So geht die letzte Versuchung, in der die Macht der Finsternis einen kurzen Triumph feiert über das Wachen, aber nicht über den Glauben der Gemeinde, über die Erde hin. Auf den Abend ist die Nacht gefolgt; ihre dunklen Schatten verhüllen alles, aller Augen sind voll Schlafs und fallen zu; überall herrscht tiefe Stille, die Stille des Todes in der Welt, die Ruhe des Schlafes im Lager Israels. So bricht die Mitternacht herein, auf Zions Uhr schlägt die letzte Stunde, und alle Wächter Jerusalems erheben ihre Stimmen: Zu Mitternacht war ein Geschrei: Siehe, der Bräutigam kommt! Gehet aus, ihm entgegen. Diese Stimme ist nie ganz verstummt, sie tönt durch alle Jahrhunderte, doch wären es immer nur einzelne Knechte Gottes, welche in der langen Wartezeit an das Nahen und Kommen des Herrn mahnten; aber zur Mitternacht wird sich ein Geschrei vieler Stimmen erheben und in die Stille der Nacht hinein über die Erde hin der vereinigte Ruf aller Wächter Zions erschallen. Der Herr, der Hüter Israels, der über sein Volk wacht, bat sie es geheißen; denn der Augenblick der Entscheidung soll die Seinen nicht im Schlaf überraschen, sondern wachend finden.

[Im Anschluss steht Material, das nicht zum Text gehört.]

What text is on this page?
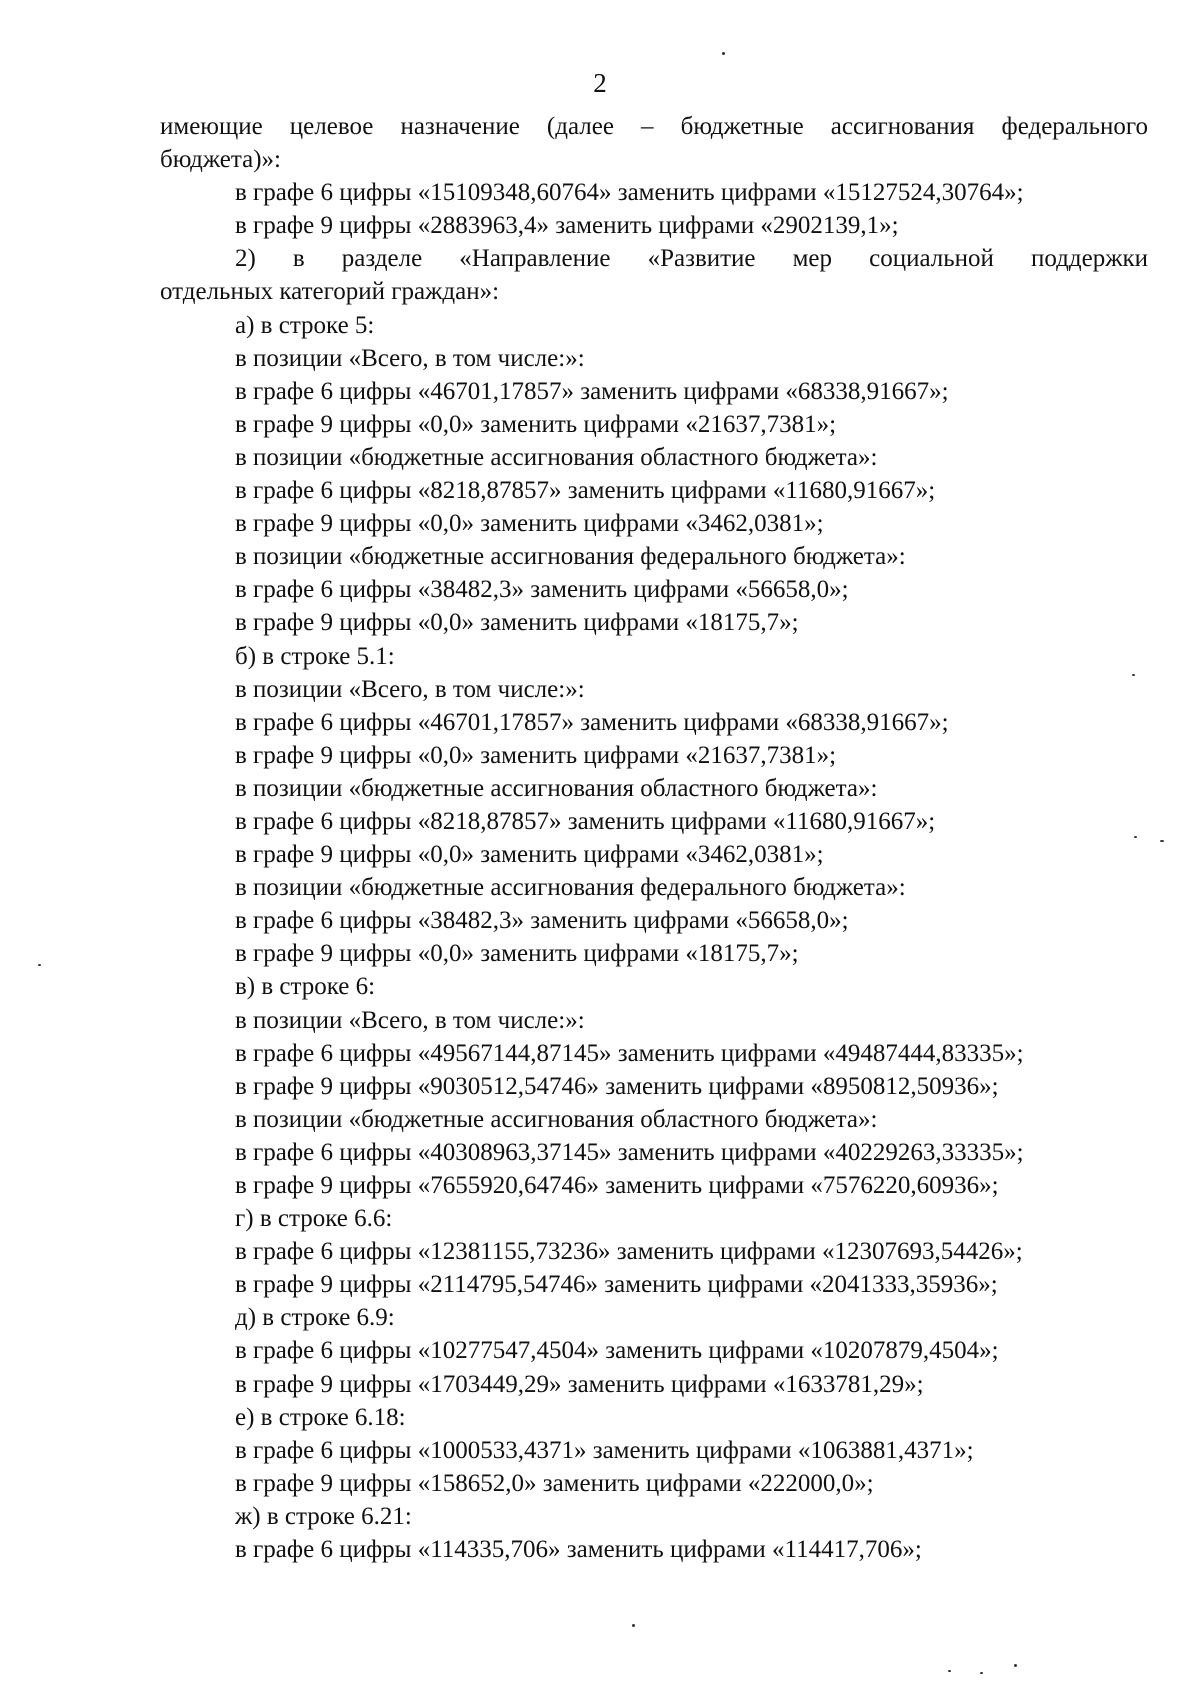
2
имеющие целевое назначение (далее – бюджетные ассигнования федерального
бюджета)»:
в графе 6 цифры «15109348,60764» заменить цифрами «15127524,30764»;
в графе 9 цифры «2883963,4» заменить цифрами «2902139,1»;
2) в разделе «Направление «Развитие мер социальной поддержки
отдельных категорий граждан»:
а) в строке 5:
в позиции «Всего, в том числе:»:
в графе 6 цифры «46701,17857» заменить цифрами «68338,91667»;
в графе 9 цифры «0,0» заменить цифрами «21637,7381»;
в позиции «бюджетные ассигнования областного бюджета»:
в графе 6 цифры «8218,87857» заменить цифрами «11680,91667»;
в графе 9 цифры «0,0» заменить цифрами «3462,0381»;
в позиции «бюджетные ассигнования федерального бюджета»:
в графе 6 цифры «38482,3» заменить цифрами «56658,0»;
в графе 9 цифры «0,0» заменить цифрами «18175,7»;
б) в строке 5.1:
в позиции «Всего, в том числе:»:
в графе 6 цифры «46701,17857» заменить цифрами «68338,91667»;
в графе 9 цифры «0,0» заменить цифрами «21637,7381»;
в позиции «бюджетные ассигнования областного бюджета»:
в графе 6 цифры «8218,87857» заменить цифрами «11680,91667»;
в графе 9 цифры «0,0» заменить цифрами «3462,0381»;
в позиции «бюджетные ассигнования федерального бюджета»:
в графе 6 цифры «38482,3» заменить цифрами «56658,0»;
в графе 9 цифры «0,0» заменить цифрами «18175,7»;
в) в строке 6:
в позиции «Всего, в том числе:»:
в графе 6 цифры «49567144,87145» заменить цифрами «49487444,83335»;
в графе 9 цифры «9030512,54746» заменить цифрами «8950812,50936»;
в позиции «бюджетные ассигнования областного бюджета»:
в графе 6 цифры «40308963,37145» заменить цифрами «40229263,33335»;
в графе 9 цифры «7655920,64746» заменить цифрами «7576220,60936»;
г) в строке 6.6:
в графе 6 цифры «12381155,73236» заменить цифрами «12307693,54426»;
в графе 9 цифры «2114795,54746» заменить цифрами «2041333,35936»;
д) в строке 6.9:
в графе 6 цифры «10277547,4504» заменить цифрами «10207879,4504»;
в графе 9 цифры «1703449,29» заменить цифрами «1633781,29»;
е) в строке 6.18:
в графе 6 цифры «1000533,4371» заменить цифрами «1063881,4371»;
в графе 9 цифры «158652,0» заменить цифрами «222000,0»;
ж) в строке 6.21:
в графе 6 цифры «114335,706» заменить цифрами «114417,706»;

Aber welch ein Erwachen folgt diesem Ruf! Voll Entzücken und voll Entsetzen! Die fliehenden Welten, der geöffnete Himmel, die zitternde Erde, das Geschrei der Wächter, - alles verkündet von Pol zu Pol, dass der Tag des Herrn gekommen ist. Die Welt erbebt, denn ihr König naht, den sie verworfen hat; seine Gemeinde aber findet sich nach dem ersten Schrecken bald wieder zurecht und macht sich bereit den zu empfangen, den ihre Seele liebt. Die klugen Jungfrauen haben bald wieder ihre Lampen geschmückt und gehen dem Bräutigam entgegen, zu erscheinen mit Freudigkeit und Frohlocken vor seinem Angesicht. Sie dürfen es, denn sie bringen nicht Eignes und nicht Fremdes vor ihn, sondern nur was sein ist, seine Braut, die er sich selbst zur ewigen Gemeinschaft auserkoren, mit feinem Blute erkauft, mit seiner Gerechtigkeit bekleidet und mit seinem Bilde herrlich geschmückt hat. Die törichten Jungfrauen aber sind in großer Not und Verlegenheit. Ihre Lampen erlöschen, sie sind zu schwach diesen Sturm auszuhalten, sie brennen zu dunkel, um in diesem Glanze noch zu leuchten. Das Oel fehlet ihnen. Sie sind kein Licht in dem Herrn, darum können sie vor ihm nicht erscheinen. Der Geist hat sie nicht ganz verlassen, aber es fehlet ihnen das leuchtende Siegel des Geistes, wovon Paulus Ephes. 4, 36. redet. Sie entdecken erst jetzt mit Schrecken ihren Mangel; aber diese Entdeckung macht sie noch nicht klug. Sie sind's so gewohnt, bei sich selbst oder den Menschen so viel zu suchen, dass sie sich auch jetzt nicht geradezu an die rechte Quelle wenden, um ihrem Mangel abzuhelfen. Sie bitten die klugen Jungfrauen: Gebt uns von eurem Oel.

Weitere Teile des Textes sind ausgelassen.